Japan Airlines Corp., undergoing government-backed corporate rehabilitation, will seek to go public again by the end of 2012 under the recovery plan it must submit to the Tokyo District Court by Aug. 31, sources said Friday.
The plan also says JAL will cut its workforce by 37 percent by the end of fiscal 2014, compared with the end of fiscal 2008.
Through the public offering of its shares, JAL aims to repay ¥350 billion worth of capital that its rehabilitation administrator, Enterprise Turnaround Initiative Corp. of Japan, will inject into the airline, the sources said.
The airline believes that relisting should be done at an early date as a way to ensure the independence of its management and serve as a symbol of the rehabilitation, the sources said.
Some experts are saying JAL is slow in compiling its recovery plan, comparing the airline with U.S. auto giant General Motors Co., which earlier this month filed an application to relist its shares a year after delisting.
JAL was delisted in February after filing for bankruptcy protection in mid-January.
Major creditor banks are expected to formally approve the rehabilitation plan by Aug. 27, the sources said.
Mizuho Corporate Bank, Bank of Tokyo-Mitsubishi UFJ, and Sumitomo Mitsui Banking Corp., will rescind their earlier position of seeking the purchase by ETIC of remaining debt following the debt waiver.

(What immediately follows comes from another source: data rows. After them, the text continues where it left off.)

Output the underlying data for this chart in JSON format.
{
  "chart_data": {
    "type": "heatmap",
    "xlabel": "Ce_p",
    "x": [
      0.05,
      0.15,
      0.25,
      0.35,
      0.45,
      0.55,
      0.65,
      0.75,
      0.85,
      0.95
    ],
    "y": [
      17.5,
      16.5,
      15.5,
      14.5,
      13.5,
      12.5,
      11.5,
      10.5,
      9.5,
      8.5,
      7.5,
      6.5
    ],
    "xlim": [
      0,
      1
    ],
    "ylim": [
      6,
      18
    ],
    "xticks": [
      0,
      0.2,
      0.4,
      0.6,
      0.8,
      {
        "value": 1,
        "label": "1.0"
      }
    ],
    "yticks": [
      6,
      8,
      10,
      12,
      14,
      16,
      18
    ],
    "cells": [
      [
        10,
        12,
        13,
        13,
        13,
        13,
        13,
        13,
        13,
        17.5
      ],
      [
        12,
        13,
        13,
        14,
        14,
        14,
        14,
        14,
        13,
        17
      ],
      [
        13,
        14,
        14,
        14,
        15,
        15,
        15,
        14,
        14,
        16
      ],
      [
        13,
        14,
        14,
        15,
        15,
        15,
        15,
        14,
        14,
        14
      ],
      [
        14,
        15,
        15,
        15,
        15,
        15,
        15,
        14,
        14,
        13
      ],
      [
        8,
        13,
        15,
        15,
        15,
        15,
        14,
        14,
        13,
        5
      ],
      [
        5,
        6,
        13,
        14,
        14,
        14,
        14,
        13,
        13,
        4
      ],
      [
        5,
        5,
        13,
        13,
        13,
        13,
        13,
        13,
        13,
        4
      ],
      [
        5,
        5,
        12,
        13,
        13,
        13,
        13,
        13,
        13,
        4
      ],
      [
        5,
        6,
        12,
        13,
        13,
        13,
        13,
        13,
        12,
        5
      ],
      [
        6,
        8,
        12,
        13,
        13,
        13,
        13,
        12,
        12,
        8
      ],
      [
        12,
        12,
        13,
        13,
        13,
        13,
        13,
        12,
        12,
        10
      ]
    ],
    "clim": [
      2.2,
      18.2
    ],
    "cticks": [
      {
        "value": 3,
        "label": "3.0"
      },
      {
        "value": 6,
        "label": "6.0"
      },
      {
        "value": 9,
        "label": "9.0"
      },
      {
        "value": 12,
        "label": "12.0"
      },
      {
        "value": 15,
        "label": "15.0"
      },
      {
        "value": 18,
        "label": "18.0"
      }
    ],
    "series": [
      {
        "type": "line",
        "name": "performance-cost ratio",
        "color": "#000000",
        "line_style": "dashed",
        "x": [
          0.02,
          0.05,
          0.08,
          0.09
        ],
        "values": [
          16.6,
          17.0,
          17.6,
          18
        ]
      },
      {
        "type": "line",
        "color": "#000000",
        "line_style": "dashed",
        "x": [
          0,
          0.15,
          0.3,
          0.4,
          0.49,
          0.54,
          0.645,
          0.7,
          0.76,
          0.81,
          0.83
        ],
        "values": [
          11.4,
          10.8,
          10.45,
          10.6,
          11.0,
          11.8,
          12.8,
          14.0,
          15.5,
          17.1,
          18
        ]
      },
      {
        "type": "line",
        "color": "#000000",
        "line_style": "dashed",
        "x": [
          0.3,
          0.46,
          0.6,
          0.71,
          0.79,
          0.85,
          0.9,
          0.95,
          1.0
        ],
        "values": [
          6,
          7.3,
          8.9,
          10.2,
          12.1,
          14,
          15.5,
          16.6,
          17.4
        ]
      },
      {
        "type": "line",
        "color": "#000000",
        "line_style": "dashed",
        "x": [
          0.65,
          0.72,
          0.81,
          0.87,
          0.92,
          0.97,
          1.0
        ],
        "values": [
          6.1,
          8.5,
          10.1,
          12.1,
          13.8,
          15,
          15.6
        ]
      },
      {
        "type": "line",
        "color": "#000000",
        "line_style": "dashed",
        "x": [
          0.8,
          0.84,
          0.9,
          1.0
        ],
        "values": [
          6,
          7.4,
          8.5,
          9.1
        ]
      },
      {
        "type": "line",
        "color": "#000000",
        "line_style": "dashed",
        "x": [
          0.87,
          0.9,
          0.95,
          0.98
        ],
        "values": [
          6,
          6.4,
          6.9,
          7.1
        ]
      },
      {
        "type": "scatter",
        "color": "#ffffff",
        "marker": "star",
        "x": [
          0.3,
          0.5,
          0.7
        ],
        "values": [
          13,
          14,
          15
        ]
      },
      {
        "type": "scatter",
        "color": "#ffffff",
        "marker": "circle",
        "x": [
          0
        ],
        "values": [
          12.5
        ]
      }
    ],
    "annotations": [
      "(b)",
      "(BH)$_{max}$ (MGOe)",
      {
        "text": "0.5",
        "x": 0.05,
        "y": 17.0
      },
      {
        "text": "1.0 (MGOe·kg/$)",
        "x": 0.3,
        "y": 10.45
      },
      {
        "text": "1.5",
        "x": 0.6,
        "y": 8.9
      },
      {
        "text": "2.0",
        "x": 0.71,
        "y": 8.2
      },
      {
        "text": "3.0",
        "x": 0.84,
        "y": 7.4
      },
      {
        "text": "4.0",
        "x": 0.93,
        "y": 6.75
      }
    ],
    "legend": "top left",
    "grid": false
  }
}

With the concerned parties agreeing on the rehabilitation plan of JAL, negotiations will begin on the carrier’s request to the banks for fresh loans of about ¥320 billion.
“Even if we agreed on the rehabilitation plan, providing fresh loans is an entirely different issue,” a senior official of one of the banks said.
The sources said 31 banks, including the governmental Development Bank of Japan, will waive ¥383 billion in loans to JAL. If corporate bonds and financial products are included, the requested debt waiver totals ¥521.5 billion.
Japan’s former flag carrier has been stepping up efforts to come up with turnaround measures, including cutting personnel and unprofitable routes.
JAL is in the midst of restructuring to return to profitability by cutting costs. It will cut 19,133 jobs, or 37 percent, to 32,729 by March 2015 from the level in March 2009, according to the recovery plan.
Of the cut, 8,339 will come from an early retirement plan with monetary incentives.
The plan includes purchasing 65 energy-efficient airplanes, reducing flights from and to Kansai and Chubu international airports and selling subsidiaries engaged in various businesses at airports in Japan.